Class Act: new counselor Jake Davis


Marin Pollock

New Upper School counselor Jake Davis comes to St. John’s from California and primarily works with freshmen.

Josie Kelly and Isabella Muñoz

After meeting with the new Upper School counselor Jake Davis, several freshmen have described him as “fun, fresh and easy to talk to.” Davis’s colleague Ashley LeGrange, also an Upper School counselor, describes Davis as “enthusiastic, caring and humorous.”

Davis began his career in education as a middle school teacher. In just his first year, Davis discovered how much he loved socializing with his students.

“I enjoyed connecting with my students socially probably a little bit more than I did teaching,” Davis said. 

His interest in counseling started after a principal told him he would make a good counselor. That comment, as well as his experiences with his students, inspired Davis to return to school and earn his MA in Special Education and a PPSC in School Counseling at California State University.

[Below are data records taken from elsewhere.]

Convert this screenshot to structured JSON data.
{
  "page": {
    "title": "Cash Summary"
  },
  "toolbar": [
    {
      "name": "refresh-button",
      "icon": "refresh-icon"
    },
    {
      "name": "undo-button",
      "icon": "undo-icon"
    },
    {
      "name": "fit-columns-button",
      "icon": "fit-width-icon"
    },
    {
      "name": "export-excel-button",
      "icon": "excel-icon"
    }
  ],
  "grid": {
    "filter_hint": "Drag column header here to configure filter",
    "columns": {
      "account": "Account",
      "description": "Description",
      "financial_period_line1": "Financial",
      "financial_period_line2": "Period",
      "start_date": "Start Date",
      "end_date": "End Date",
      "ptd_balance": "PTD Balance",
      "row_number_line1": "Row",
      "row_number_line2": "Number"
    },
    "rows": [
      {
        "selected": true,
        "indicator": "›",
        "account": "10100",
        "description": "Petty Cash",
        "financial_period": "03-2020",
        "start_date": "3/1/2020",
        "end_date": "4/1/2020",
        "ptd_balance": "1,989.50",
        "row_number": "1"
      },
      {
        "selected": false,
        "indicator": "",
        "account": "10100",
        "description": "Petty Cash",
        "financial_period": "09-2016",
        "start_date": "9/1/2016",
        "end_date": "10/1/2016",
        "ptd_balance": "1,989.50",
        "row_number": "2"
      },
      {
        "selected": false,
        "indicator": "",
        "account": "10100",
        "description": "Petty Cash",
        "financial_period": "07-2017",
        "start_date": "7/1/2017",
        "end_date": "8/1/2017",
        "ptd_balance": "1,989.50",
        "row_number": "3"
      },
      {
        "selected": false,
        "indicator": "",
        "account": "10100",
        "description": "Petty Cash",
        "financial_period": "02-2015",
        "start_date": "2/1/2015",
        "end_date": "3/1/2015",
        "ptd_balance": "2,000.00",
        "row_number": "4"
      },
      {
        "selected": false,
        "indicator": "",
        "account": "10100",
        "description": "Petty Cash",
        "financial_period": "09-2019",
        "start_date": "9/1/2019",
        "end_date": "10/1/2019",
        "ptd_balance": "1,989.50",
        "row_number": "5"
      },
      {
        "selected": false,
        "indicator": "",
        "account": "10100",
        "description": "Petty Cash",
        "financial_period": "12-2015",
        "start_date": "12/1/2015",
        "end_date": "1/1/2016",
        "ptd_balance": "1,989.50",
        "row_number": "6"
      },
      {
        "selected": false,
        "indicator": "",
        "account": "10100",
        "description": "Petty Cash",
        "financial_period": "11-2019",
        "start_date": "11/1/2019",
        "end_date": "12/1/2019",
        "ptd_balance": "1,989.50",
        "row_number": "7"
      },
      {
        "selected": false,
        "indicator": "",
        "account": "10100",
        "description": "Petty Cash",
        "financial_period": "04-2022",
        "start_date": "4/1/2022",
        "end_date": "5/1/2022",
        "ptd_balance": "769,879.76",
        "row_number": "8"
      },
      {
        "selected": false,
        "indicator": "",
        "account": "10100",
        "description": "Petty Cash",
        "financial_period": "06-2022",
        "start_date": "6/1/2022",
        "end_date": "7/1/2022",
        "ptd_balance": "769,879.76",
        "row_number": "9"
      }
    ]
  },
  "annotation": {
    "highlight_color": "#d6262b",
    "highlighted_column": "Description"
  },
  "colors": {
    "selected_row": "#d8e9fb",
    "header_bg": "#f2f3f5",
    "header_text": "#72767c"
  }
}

Before Davis joined St. John’s, he often traveled from California to Houston to visit family. While Davis would visit, people would ask him about his job back in California as a school counselor.

When he eventually made the decision to move to Houston, St. John’s was the only school he knew of. 

“I heard great things about the SJS community, so I started researching the school, meeting with community members, and engaging in discussions with faculty members,” Davis said.  “On my visit day I observed teachers and administrators working with students with mutual respect and positivity. I quickly learned that I wanted to become a part of this community.”

Throughout his journey of being a school counselor, Davis has learned many things.

“All students have different emotional needs, and there’s not just a one-size-fits-all approach to counseling or to mental health,” Davis said.

Davis has experience ranging in all divisions, but he says that Upper School students “have the ability to reflect most effectively,” making it “a really engaging partnership.” 

His overall goal is to de-stigmatize mental health issues. 

“This isn’t an intimidating place. It’s warm and welcoming.”

LeGrange says that one of the reasons why the School chose Davis among the many applicants was because of his personality, experience, expertise and training, specifically in SEL and suicide prevention. She immediately knew that they would make a great team because they have different strengths and can support one another as well as learn from each other.

Before Davis, LeGrange had never worked with a partner at St. John’s.

“I love it,” LeGrange said. “I absolutely love it because I feel like I can lean on him. I feel like he has great ideas, and I feel like he is very well equipped and trained to handle the students and the caseloads that we see here.”

Ultimately, LeGrange believes that her and Davis’s role at St. John’s is “representation within the community,” and with Davis’s arrival, students will be able to get more attention individually. The two counselors have split up the grades: Davis is with freshmen, LeGrange is with juniors and seniors and both are with the sophomores.

“I can go to him, and he knows he can come to me. If there was ever a question or we needed support of any kind, there is very open communication,” LeGrange said. “I already trust him because he’s transparent and supportive, and he’s got great ideas.”